As the largest health charity providing support for people affected by heart disease and with services across Scotland, we are uniquely placed to help deliver the ambitions of the government’s plan.

We want to proactively tackle some of the inequalities women face when it comes to their health, not only for people with our conditions, but for our own staff and volunteers too.

As part of the plan, we are refreshing our training to health professionals, improving public understanding and awareness, supporting more women with our conditions, and educating and supporting staff and volunteers on women’s health issues.

Ann’s Story

There was no indication anything was seriously wrong when Ann woke up with what she thought was indigestion one morning.

She took some antacid medication, but the discomfort persisted and became more painful. On her daughter’s advice, Ann called her GP and even drove herself to her appointment.

Ann had had a heart attack, which was only finally revealed by a series of blood tests and an angiogram at hospital almost a week after she first felt unwell.

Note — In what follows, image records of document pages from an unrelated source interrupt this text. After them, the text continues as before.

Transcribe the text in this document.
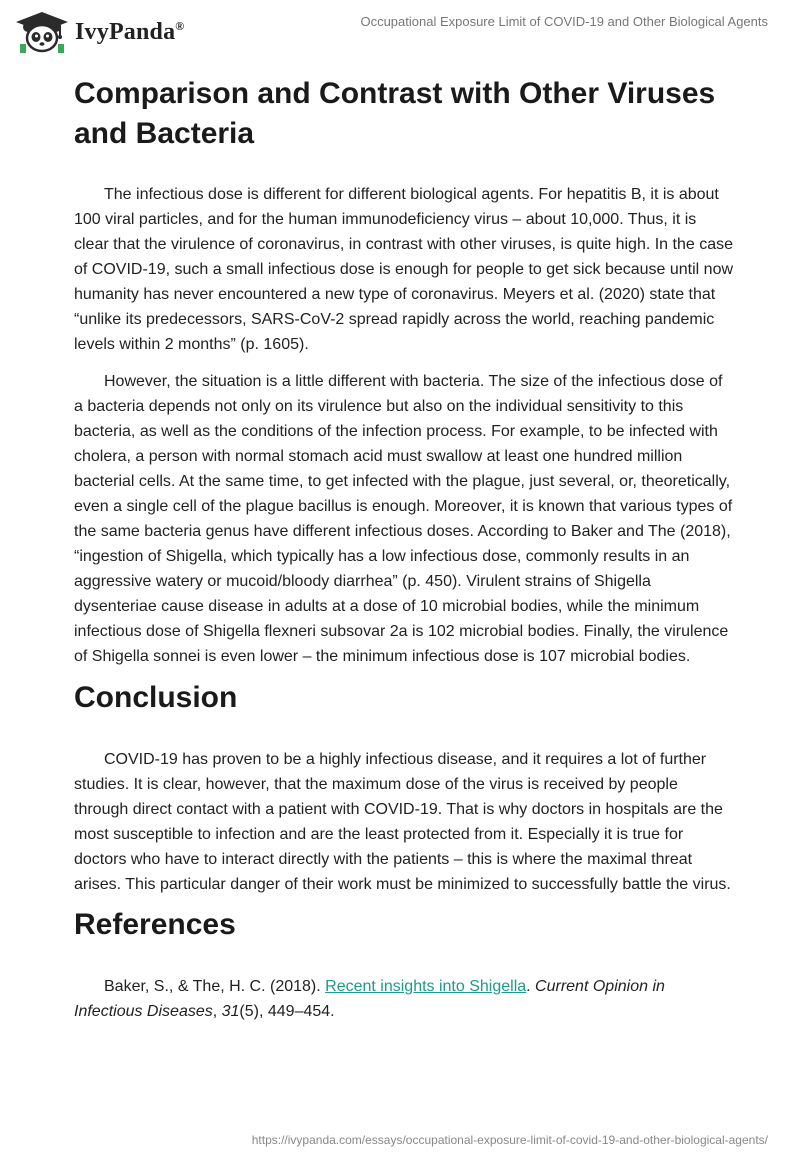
IvyPanda®	Occupational Exposure Limit of COVID-19 and Other Biological Agents
Comparison and Contrast with Other Viruses and Bacteria

The infectious dose is different for different biological agents. For hepatitis B, it is about 100 viral particles, and for the human immunodeficiency virus – about 10,000. Thus, it is clear that the virulence of coronavirus, in contrast with other viruses, is quite high. In the case of COVID-19, such a small infectious dose is enough for people to get sick because until now humanity has never encountered a new type of coronavirus. Meyers et al. (2020) state that “unlike its predecessors, SARS-CoV-2 spread rapidly across the world, reaching pandemic levels within 2 months” (p. 1605).

However, the situation is a little different with bacteria. The size of the infectious dose of a bacteria depends not only on its virulence but also on the individual sensitivity to this bacteria, as well as the conditions of the infection process. For example, to be infected with cholera, a person with normal stomach acid must swallow at least one hundred million bacterial cells. At the same time, to get infected with the plague, just several, or, theoretically, even a single cell of the plague bacillus is enough. Moreover, it is known that various types of the same bacteria genus have different infectious doses. According to Baker and The (2018), “ingestion of Shigella, which typically has a low infectious dose, commonly results in an aggressive watery or mucoid/bloody diarrhea” (p. 450). Virulent strains of Shigella dysenteriae cause disease in adults at a dose of 10 microbial bodies, while the minimum infectious dose of Shigella flexneri subsovar 2a is 102 microbial bodies. Finally, the virulence of Shigella sonnei is even lower – the minimum infectious dose is 107 microbial bodies.

Conclusion

COVID-19 has proven to be a highly infectious disease, and it requires a lot of further studies. It is clear, however, that the maximum dose of the virus is received by people through direct contact with a patient with COVID-19. That is why doctors in hospitals are the most susceptible to infection and are the least protected from it. Especially it is true for doctors who have to interact directly with the patients – this is where the maximal threat arises. This particular danger of their work must be minimized to successfully battle the virus.

References

Baker, S., & The, H. C. (2018). Recent insights into Shigella. Current Opinion in Infectious Diseases, 31(5), 449–454.

https://ivypanda.com/essays/occupational-exposure-limit-of-covid-19-and-other-biological-agents/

On the road to recovery, Ann physically felt better but she was scared and anxious that it would happen again. That’s when she called our Advice Line.

She says:

“I was physically feeling better and able to do things around the house and do a little walking, but mentally it was very hard. I was scared to go to sleep because I’d woken up with the heart attack and so I was worried it would happen again.

“That’s why it was such a relief to get the support of Alan at Chest Heart & Stroke Scotland. He understood what I was going through both physically and mentally, and that was what had been missing. I could ask Alan practical questions and he provided the answers I needed in relation to exercise.

“My calls with Alan have now ended, and my only regret is not signing up to them sooner. It made such a difference to my recovery to have someone to talk to.

Alan told me I could call the Advice Line at any time and ask to speak to him. It’s an excellent service, and I am grateful to have benefited from it.”